Richardson also praised Truman’s 1948 executive order to integrate the American armed forces.
“If you look at our military, it’s the most integrated part of our society,” Richardson said. “It was Truman who did that.”
Richardson said he conceded the power of social media after he saw the reaction on Facebook and Twitter to the announcement that he would receive the Truman award. He was startled, he said, to receive congratulations from so many former New Mexico constituents, at least one of whom thought him dead.
But Richardson, who also has worked to win the release of hostages and American service members in North Korea, Cuba and Iraq, reminded his listeners of the role personal connections still can play in international relations. He described how, when once negotiating with Fidel Castro, the former Cuban president responded with enthusiasm when Richardson — a former pitcher at Tufts University — started talking baseball.

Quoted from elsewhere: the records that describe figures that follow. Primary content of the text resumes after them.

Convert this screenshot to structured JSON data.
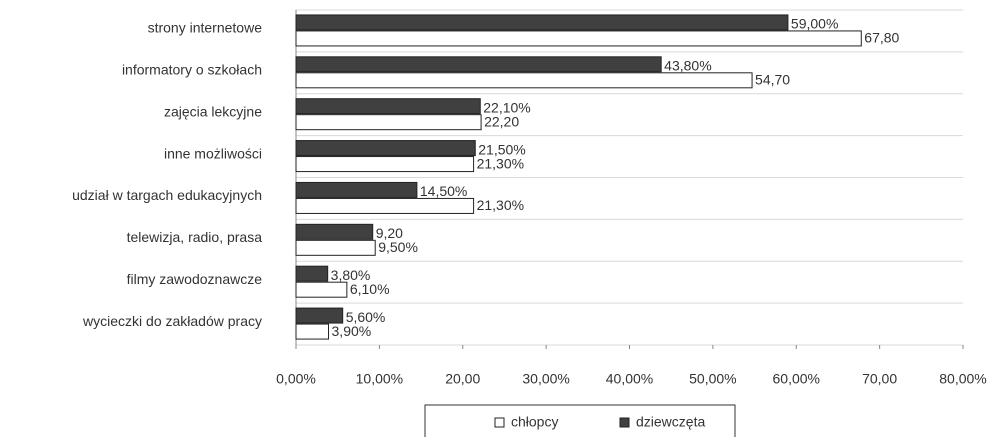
{
  "chart_data": {
    "type": "bar",
    "orientation": "horizontal",
    "categories": [
      "strony internetowe",
      "informatory o szkołach",
      "zajęcia lekcyjne",
      "inne możliwości",
      "udział w targach edukacyjnych",
      "telewizja, radio, prasa",
      "filmy zawodoznawcze",
      "wycieczki do zakładów pracy"
    ],
    "series": [
      {
        "name": "chłopcy",
        "color": "#ffffff",
        "values": [
          67.8,
          54.7,
          22.2,
          21.3,
          21.3,
          9.5,
          6.1,
          3.9
        ],
        "value_labels": [
          "67,80",
          "54,70",
          "22,20",
          "21,30%",
          "21,30%",
          "9,50%",
          "6,10%",
          "3,90%"
        ]
      },
      {
        "name": "dziewczęta",
        "color": "#404040",
        "values": [
          59.0,
          43.8,
          22.1,
          21.5,
          14.5,
          9.2,
          3.8,
          5.6
        ],
        "value_labels": [
          "59,00%",
          "43,80%",
          "22,10%",
          "21,50%",
          "14,50%",
          "9,20",
          "3,80%",
          "5,60%"
        ]
      }
    ],
    "xlim": [
      0,
      80
    ],
    "xticks": [
      {
        "value": 0,
        "label": "0,00%"
      },
      {
        "value": 10,
        "label": "10,00%"
      },
      {
        "value": 20,
        "label": "20,00"
      },
      {
        "value": 30,
        "label": "30,00%"
      },
      {
        "value": 40,
        "label": "40,00%"
      },
      {
        "value": 50,
        "label": "50,00%"
      },
      {
        "value": 60,
        "label": "60,00%"
      },
      {
        "value": 70,
        "label": "70,00"
      },
      {
        "value": 80,
        "label": "80,00%"
      }
    ],
    "grid": true,
    "legend": "bottom"
  }
}
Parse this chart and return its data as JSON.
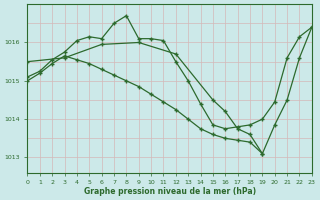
{
  "background_color": "#cce9e9",
  "grid_color": "#d4e8e8",
  "line_color": "#2d6a2d",
  "title": "Graphe pression niveau de la mer (hPa)",
  "xlim": [
    0,
    23
  ],
  "ylim": [
    1012.6,
    1017.0
  ],
  "yticks": [
    1013,
    1014,
    1015,
    1016
  ],
  "xticks": [
    0,
    1,
    2,
    3,
    4,
    5,
    6,
    7,
    8,
    9,
    10,
    11,
    12,
    13,
    14,
    15,
    16,
    17,
    18,
    19,
    20,
    21,
    22,
    23
  ],
  "series1": {
    "x": [
      0,
      1,
      2,
      3,
      4,
      5,
      6,
      7,
      8,
      9,
      10,
      11,
      12,
      13,
      14,
      15,
      16,
      17,
      18,
      19,
      20,
      21,
      22,
      23
    ],
    "y": [
      1015.1,
      1015.25,
      1015.55,
      1015.75,
      1016.05,
      1016.15,
      1016.1,
      1016.5,
      1016.7,
      1016.1,
      1016.1,
      1016.05,
      1015.5,
      1015.0,
      1014.4,
      1013.85,
      1013.75,
      1013.8,
      1013.85,
      1014.0,
      1014.45,
      1015.6,
      1016.15,
      1016.4
    ]
  },
  "series2": {
    "x": [
      0,
      3,
      6,
      9,
      12,
      15,
      16,
      17,
      18,
      19,
      20,
      21,
      22,
      23
    ],
    "y": [
      1015.5,
      1015.6,
      1015.95,
      1016.0,
      1015.7,
      1014.5,
      1014.2,
      1013.75,
      1013.6,
      1013.1,
      1013.85,
      1014.5,
      1015.6,
      1016.4
    ]
  },
  "series3": {
    "x": [
      0,
      1,
      2,
      3,
      4,
      5,
      6,
      7,
      8,
      9,
      10,
      11,
      12,
      13,
      14,
      15,
      16,
      17,
      18,
      19
    ],
    "y": [
      1015.0,
      1015.2,
      1015.45,
      1015.65,
      1015.55,
      1015.45,
      1015.3,
      1015.15,
      1015.0,
      1014.85,
      1014.65,
      1014.45,
      1014.25,
      1014.0,
      1013.75,
      1013.6,
      1013.5,
      1013.45,
      1013.4,
      1013.1
    ]
  }
}
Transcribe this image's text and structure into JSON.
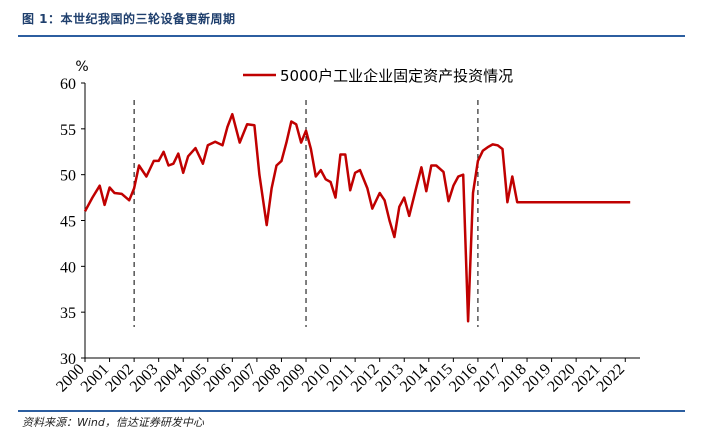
{
  "figure": {
    "title": "图 1：本世纪我国的三轮设备更新周期",
    "source": "资料来源：Wind，信达证券研发中心"
  },
  "chart_data": {
    "type": "line",
    "unit_label": "%",
    "ylim": [
      30,
      60
    ],
    "yticks": [
      "30",
      "35",
      "40",
      "45",
      "50",
      "55",
      "60"
    ],
    "xlim": [
      2000,
      2022.6
    ],
    "xticks": [
      "2000",
      "2001",
      "2002",
      "2003",
      "2004",
      "2005",
      "2006",
      "2007",
      "2008",
      "2009",
      "2010",
      "2011",
      "2012",
      "2013",
      "2014",
      "2015",
      "2016",
      "2017",
      "2018",
      "2019",
      "2020",
      "2021",
      "2022"
    ],
    "legend": "top-center",
    "cycle_markers": [
      2002,
      2009,
      2016
    ],
    "colors": {
      "series": "#c00000",
      "axis": "#000000"
    },
    "series": [
      {
        "name": "5000户工业企业固定资产投资情况",
        "x": [
          2000.0,
          2000.3,
          2000.6,
          2000.8,
          2001.0,
          2001.2,
          2001.5,
          2001.8,
          2002.0,
          2002.2,
          2002.5,
          2002.8,
          2003.0,
          2003.2,
          2003.4,
          2003.6,
          2003.8,
          2004.0,
          2004.2,
          2004.5,
          2004.8,
          2005.0,
          2005.3,
          2005.6,
          2005.8,
          2006.0,
          2006.3,
          2006.6,
          2006.9,
          2007.1,
          2007.4,
          2007.6,
          2007.8,
          2008.0,
          2008.2,
          2008.4,
          2008.6,
          2008.8,
          2009.0,
          2009.2,
          2009.4,
          2009.6,
          2009.8,
          2010.0,
          2010.2,
          2010.4,
          2010.6,
          2010.8,
          2011.0,
          2011.2,
          2011.5,
          2011.7,
          2012.0,
          2012.2,
          2012.4,
          2012.6,
          2012.8,
          2013.0,
          2013.2,
          2013.5,
          2013.7,
          2013.9,
          2014.1,
          2014.3,
          2014.6,
          2014.8,
          2015.0,
          2015.2,
          2015.4,
          2015.6,
          2015.8,
          2016.0,
          2016.2,
          2016.4,
          2016.6,
          2016.8,
          2017.0,
          2017.2,
          2017.4,
          2017.6,
          2017.8,
          2018.0,
          2018.2,
          2018.4,
          2018.6,
          2018.8,
          2019.0,
          2019.2,
          2019.4,
          2019.6,
          2019.8,
          2020.0,
          2020.2,
          2020.4,
          2020.6,
          2020.8,
          2021.0,
          2021.2,
          2021.4,
          2021.6,
          2021.8,
          2022.0,
          2022.2
        ],
        "values": [
          46.0,
          47.5,
          48.8,
          46.7,
          48.6,
          48.0,
          47.9,
          47.2,
          48.5,
          51.0,
          49.8,
          51.5,
          51.5,
          52.5,
          51.0,
          51.2,
          52.3,
          50.2,
          52.0,
          52.9,
          51.2,
          53.2,
          53.6,
          53.2,
          55.2,
          56.6,
          53.5,
          55.5,
          55.4,
          50.0,
          44.5,
          48.5,
          51.0,
          51.5,
          53.5,
          55.8,
          55.5,
          53.5,
          54.8,
          52.8,
          49.8,
          50.5,
          49.5,
          49.2,
          47.5,
          52.2,
          52.2,
          48.3,
          50.2,
          50.5,
          48.5,
          46.3,
          48.0,
          47.2,
          45.0,
          43.2,
          46.5,
          47.5,
          45.5,
          48.7,
          50.8,
          48.2,
          51.0,
          51.0,
          50.3,
          47.1,
          48.8,
          49.8,
          50.0,
          34.0,
          48.0,
          51.5,
          52.6,
          53.0,
          53.3,
          53.2,
          52.8,
          47.0,
          49.8,
          47.0,
          47.0,
          47.0,
          47.0,
          47.0,
          47.0,
          47.0,
          47.0,
          47.0,
          47.0,
          47.0,
          47.0,
          47.0,
          47.0,
          47.0,
          47.0,
          47.0,
          47.0,
          47.0,
          47.0,
          47.0,
          47.0,
          47.0,
          47.0
        ]
      }
    ]
  }
}
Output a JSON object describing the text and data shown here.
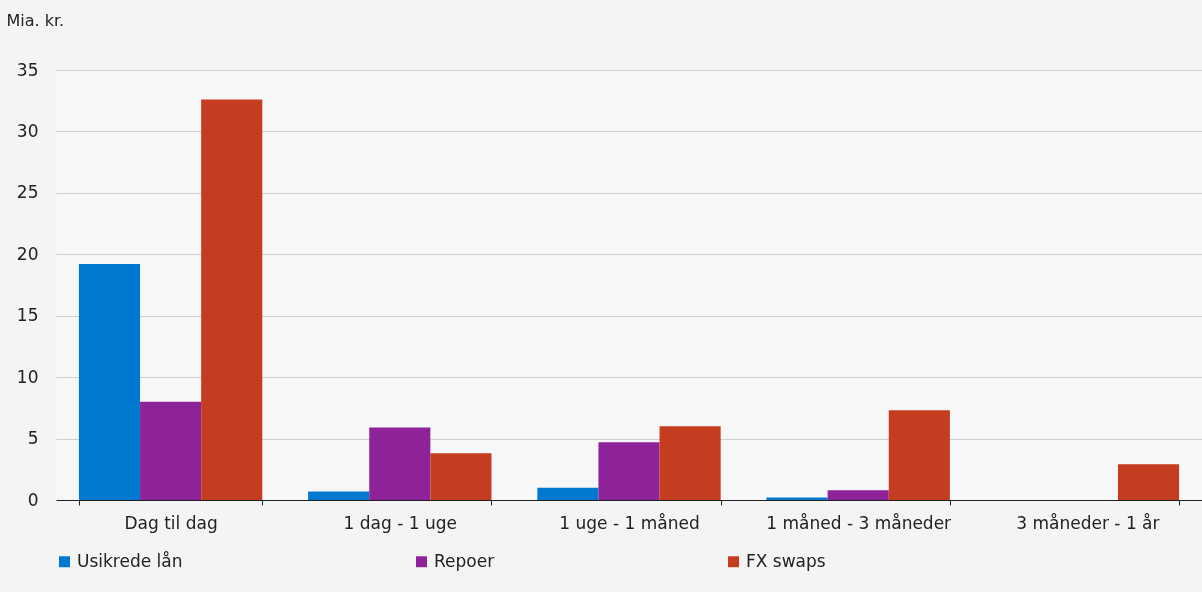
{
  "chart_data": {
    "type": "bar",
    "ylabel": "Mia. kr.",
    "categories": [
      "Dag til dag",
      "1 dag - 1 uge",
      "1 uge - 1 måned",
      "1 måned - 3 måneder",
      "3 måneder - 1 år"
    ],
    "series": [
      {
        "name": "Usikrede lån",
        "color": "#0078d0",
        "values": [
          19.2,
          0.7,
          1.0,
          0.2,
          null
        ]
      },
      {
        "name": "Repoer",
        "color": "#8e2399",
        "values": [
          8.0,
          5.9,
          4.7,
          0.8,
          null
        ]
      },
      {
        "name": "FX swaps",
        "color": "#c43d21",
        "values": [
          32.6,
          3.8,
          6.0,
          7.3,
          2.9
        ]
      }
    ],
    "ylim": [
      0,
      35
    ],
    "yticks": [
      0,
      5,
      10,
      15,
      20,
      25,
      30,
      35
    ],
    "grid": "y",
    "legend": "bottom"
  }
}
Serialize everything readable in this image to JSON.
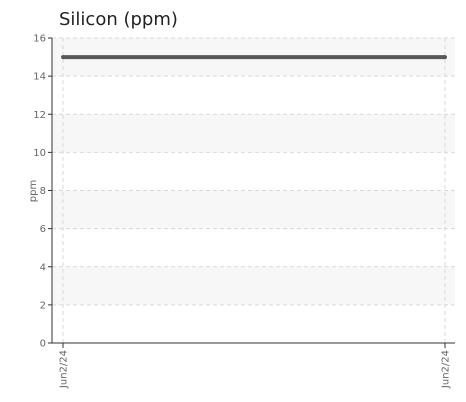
{
  "chart_data": {
    "type": "line",
    "title": "Silicon (ppm)",
    "xlabel": "",
    "ylabel": "ppm",
    "ylim": [
      0,
      16
    ],
    "yticks": [
      0,
      2,
      4,
      6,
      8,
      10,
      12,
      14,
      16
    ],
    "x": [
      "Jun2/24",
      "Jun2/24"
    ],
    "series": [
      {
        "values": [
          15,
          15
        ]
      }
    ],
    "grid": true,
    "legend": "none",
    "colors": {
      "line": "#595959",
      "band": "#f7f7f7",
      "grid": "#d9d9d9",
      "axis": "#333333",
      "text": "#666666",
      "title": "#222222"
    }
  }
}
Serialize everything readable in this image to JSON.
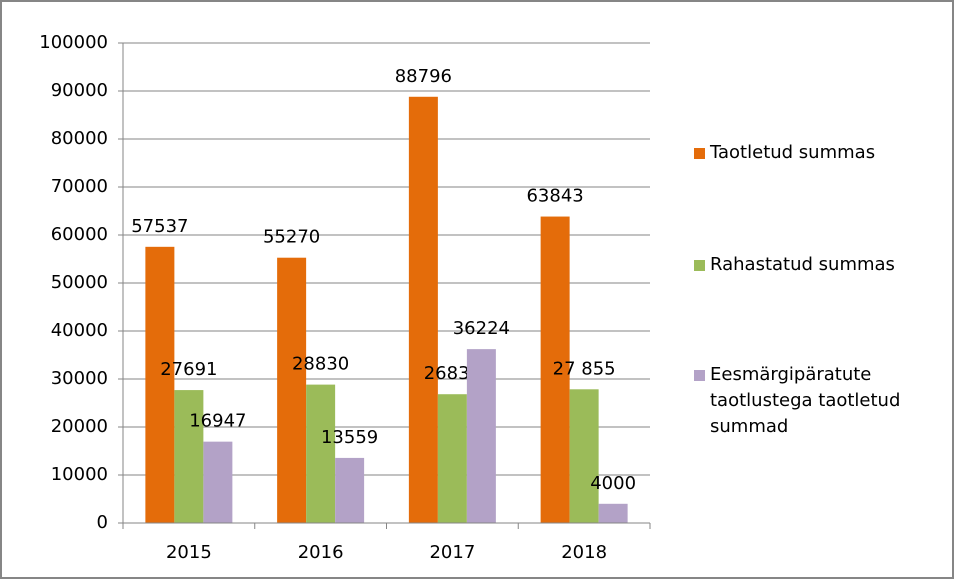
{
  "chart_data": {
    "type": "bar",
    "categories": [
      "2015",
      "2016",
      "2017",
      "2018"
    ],
    "series": [
      {
        "name": "Taotletud summas",
        "color": "#e46c0a",
        "values": [
          57537,
          55270,
          88796,
          63843
        ]
      },
      {
        "name": "Rahastatud summas",
        "color": "#9bbb59",
        "values": [
          27691,
          28830,
          26830,
          27855
        ],
        "value_labels": [
          "27691",
          "28830",
          "26830",
          "27 855"
        ]
      },
      {
        "name": "Eesmärgipäratute taotlustega taotletud summad",
        "color": "#b3a2c7",
        "values": [
          16947,
          13559,
          36224,
          4000
        ]
      }
    ],
    "ylim": [
      0,
      100000
    ],
    "yticks": [
      0,
      10000,
      20000,
      30000,
      40000,
      50000,
      60000,
      70000,
      80000,
      90000,
      100000
    ],
    "grid": true,
    "legend": "right"
  }
}
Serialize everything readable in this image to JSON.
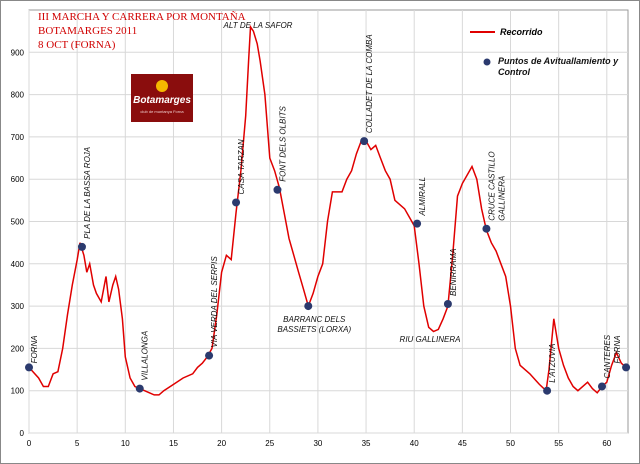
{
  "chart_data": {
    "type": "line",
    "title": [
      "III MARCHA Y CARRERA POR MONTAÑA",
      "BOTAMARGES 2011",
      "8 OCT (FORNA)"
    ],
    "logo": {
      "name": "Botamarges",
      "subtitle": "club de muntanya Forna"
    },
    "xlim": [
      0,
      62.2
    ],
    "xticks": [
      0,
      5,
      10,
      15,
      20,
      25,
      30,
      35,
      40,
      45,
      50,
      55,
      60
    ],
    "ylim": [
      0,
      1000
    ],
    "yticks": [
      0,
      100,
      200,
      300,
      400,
      500,
      600,
      700,
      800,
      900
    ],
    "grid": true,
    "series": [
      {
        "name": "Recorrido",
        "color": "#e00000",
        "x": [
          0,
          1,
          1.5,
          2,
          2.5,
          3,
          3.5,
          4,
          4.5,
          5,
          5.3,
          5.7,
          6,
          6.3,
          6.7,
          7,
          7.5,
          8,
          8.3,
          8.7,
          9,
          9.3,
          9.7,
          10,
          10.5,
          11,
          11.5,
          12,
          12.5,
          13,
          13.5,
          14,
          15,
          16,
          17,
          17.5,
          18,
          18.5,
          19,
          19.5,
          20,
          20.5,
          21,
          21.5,
          22,
          22.5,
          22.8,
          23,
          23.3,
          23.7,
          24,
          24.5,
          25,
          25.5,
          26,
          26.5,
          27,
          27.5,
          28,
          28.5,
          29,
          29.5,
          30,
          30.5,
          31,
          31.5,
          32,
          32.5,
          33,
          33.5,
          34,
          34.5,
          35,
          35.5,
          36,
          36.5,
          37,
          37.5,
          38,
          39,
          39.5,
          40,
          40.5,
          41,
          41.5,
          42,
          42.5,
          43,
          43.5,
          44,
          44.5,
          45,
          45.5,
          46,
          46.5,
          47,
          47.5,
          48,
          48.5,
          49,
          49.5,
          50,
          50.5,
          51,
          52,
          53,
          53.7,
          54,
          54.5,
          55,
          55.5,
          56,
          56.5,
          57,
          58,
          58.5,
          59,
          59.5,
          60,
          60.5,
          61,
          61.5,
          62
        ],
        "values": [
          155,
          130,
          110,
          110,
          140,
          145,
          200,
          280,
          350,
          410,
          450,
          420,
          380,
          400,
          350,
          330,
          310,
          370,
          310,
          350,
          370,
          340,
          270,
          180,
          130,
          110,
          105,
          100,
          95,
          90,
          90,
          100,
          115,
          130,
          140,
          155,
          165,
          180,
          200,
          280,
          380,
          420,
          410,
          520,
          620,
          750,
          880,
          960,
          950,
          920,
          880,
          800,
          650,
          620,
          580,
          520,
          460,
          420,
          380,
          340,
          300,
          330,
          370,
          400,
          500,
          570,
          570,
          570,
          600,
          620,
          660,
          690,
          690,
          670,
          680,
          650,
          620,
          600,
          550,
          530,
          510,
          490,
          400,
          300,
          250,
          240,
          245,
          270,
          300,
          420,
          560,
          590,
          610,
          630,
          600,
          530,
          480,
          450,
          430,
          400,
          370,
          300,
          200,
          160,
          140,
          115,
          100,
          150,
          270,
          200,
          160,
          130,
          110,
          100,
          120,
          105,
          95,
          110,
          120,
          160,
          190,
          165,
          155
        ]
      },
      {
        "name": "Puntos de Avituallamiento y Control",
        "color": "#2b3a6e",
        "x": [
          0,
          5.5,
          11.5,
          18.7,
          21.5,
          25.8,
          29,
          34.8,
          40.3,
          43.5,
          47.5,
          53.8,
          59.5,
          62
        ],
        "values": [
          155,
          440,
          105,
          183,
          545,
          575,
          300,
          690,
          495,
          305,
          483,
          100,
          110,
          155
        ],
        "labels": [
          "FORNA",
          "PLA DE LA BASSA ROJA",
          "VILLALONGA",
          "VIA VERDA DEL SERPIS",
          "CASA TARZAN",
          "FONT DELS OLBITS",
          [
            "BARRANC DELS",
            "BASSIETS (LORXA)"
          ],
          "COLLADET DE LA COMBA",
          "ALMIRALL",
          "BENIRRAMA",
          [
            "CRUCE CASTILLO",
            "GALLINERA"
          ],
          "L'ATZUVIA",
          "CANTERES",
          "FORNA"
        ]
      }
    ],
    "annotations": [
      "ALT DE LA SAFOR",
      "RIU GALLINERA"
    ]
  }
}
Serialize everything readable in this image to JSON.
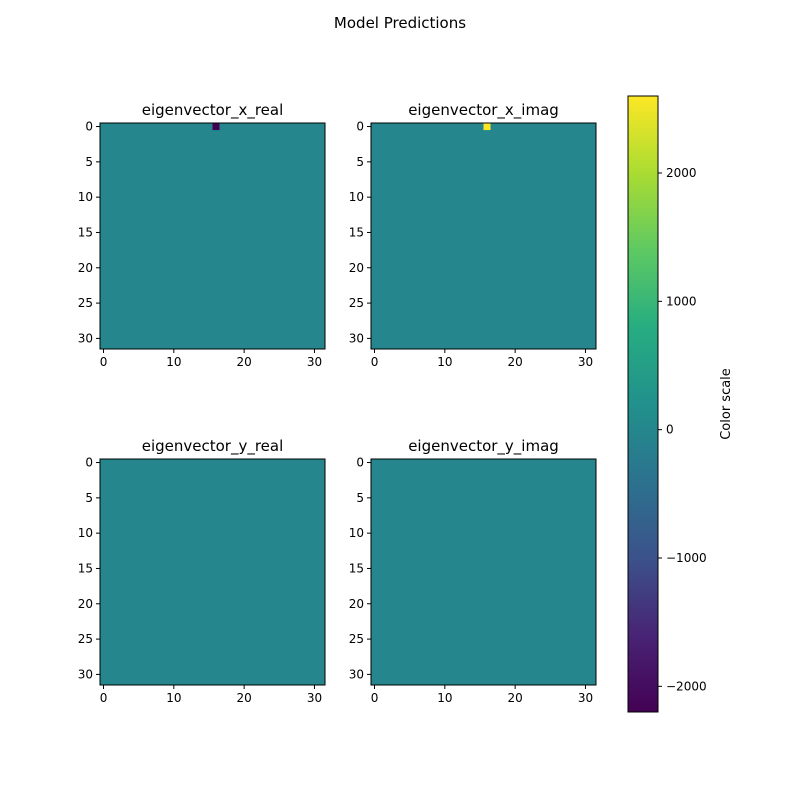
{
  "figure": {
    "suptitle": "Model Predictions"
  },
  "chart_data": [
    {
      "type": "heatmap",
      "title": "eigenvector_x_real",
      "shape": [
        32,
        32
      ],
      "background_value": 0,
      "hot_cells": [
        {
          "row": 0,
          "col": 16,
          "value": -2200
        }
      ],
      "xticks": [
        0,
        10,
        20,
        30
      ],
      "yticks": [
        0,
        5,
        10,
        15,
        20,
        25,
        30
      ]
    },
    {
      "type": "heatmap",
      "title": "eigenvector_x_imag",
      "shape": [
        32,
        32
      ],
      "background_value": 0,
      "hot_cells": [
        {
          "row": 0,
          "col": 16,
          "value": 2600
        }
      ],
      "xticks": [
        0,
        10,
        20,
        30
      ],
      "yticks": [
        0,
        5,
        10,
        15,
        20,
        25,
        30
      ]
    },
    {
      "type": "heatmap",
      "title": "eigenvector_y_real",
      "shape": [
        32,
        32
      ],
      "background_value": 0,
      "hot_cells": [],
      "xticks": [
        0,
        10,
        20,
        30
      ],
      "yticks": [
        0,
        5,
        10,
        15,
        20,
        25,
        30
      ]
    },
    {
      "type": "heatmap",
      "title": "eigenvector_y_imag",
      "shape": [
        32,
        32
      ],
      "background_value": 0,
      "hot_cells": [],
      "xticks": [
        0,
        10,
        20,
        30
      ],
      "yticks": [
        0,
        5,
        10,
        15,
        20,
        25,
        30
      ]
    }
  ],
  "colorbar": {
    "label": "Color scale",
    "colormap": "viridis",
    "vmin": -2200,
    "vmax": 2600,
    "ticks": [
      -2000,
      -1000,
      0,
      1000,
      2000
    ],
    "tick_labels": [
      "−2000",
      "−1000",
      "0",
      "1000",
      "2000"
    ]
  }
}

“I’m a big believer in dialogue,” Richardson said. “I talked to the North Koreans before (former NBA star) Dennis Rodman replaced me.”
Since 1973, the Truman Good Neighbor Award been given on or near the May 8 anniversary of Truman’s birth in 1884. Previous honorees have included former Supreme Court justice Sandra Day O’Connor, actor Gary Sinise, news anchor Walter Cronkite and former presidents Gerald Ford and Bill Clinton.
Richardson described on Monday how he lost his job as United Nations ambassador when then-President Clinton decided he wanted Richardson to lead the U.S. Department of Energy.
“He said, ‘I need a Hispanic in the cabinet,’” Richardson said. “So I went to Energy. Please don’t repeat that.”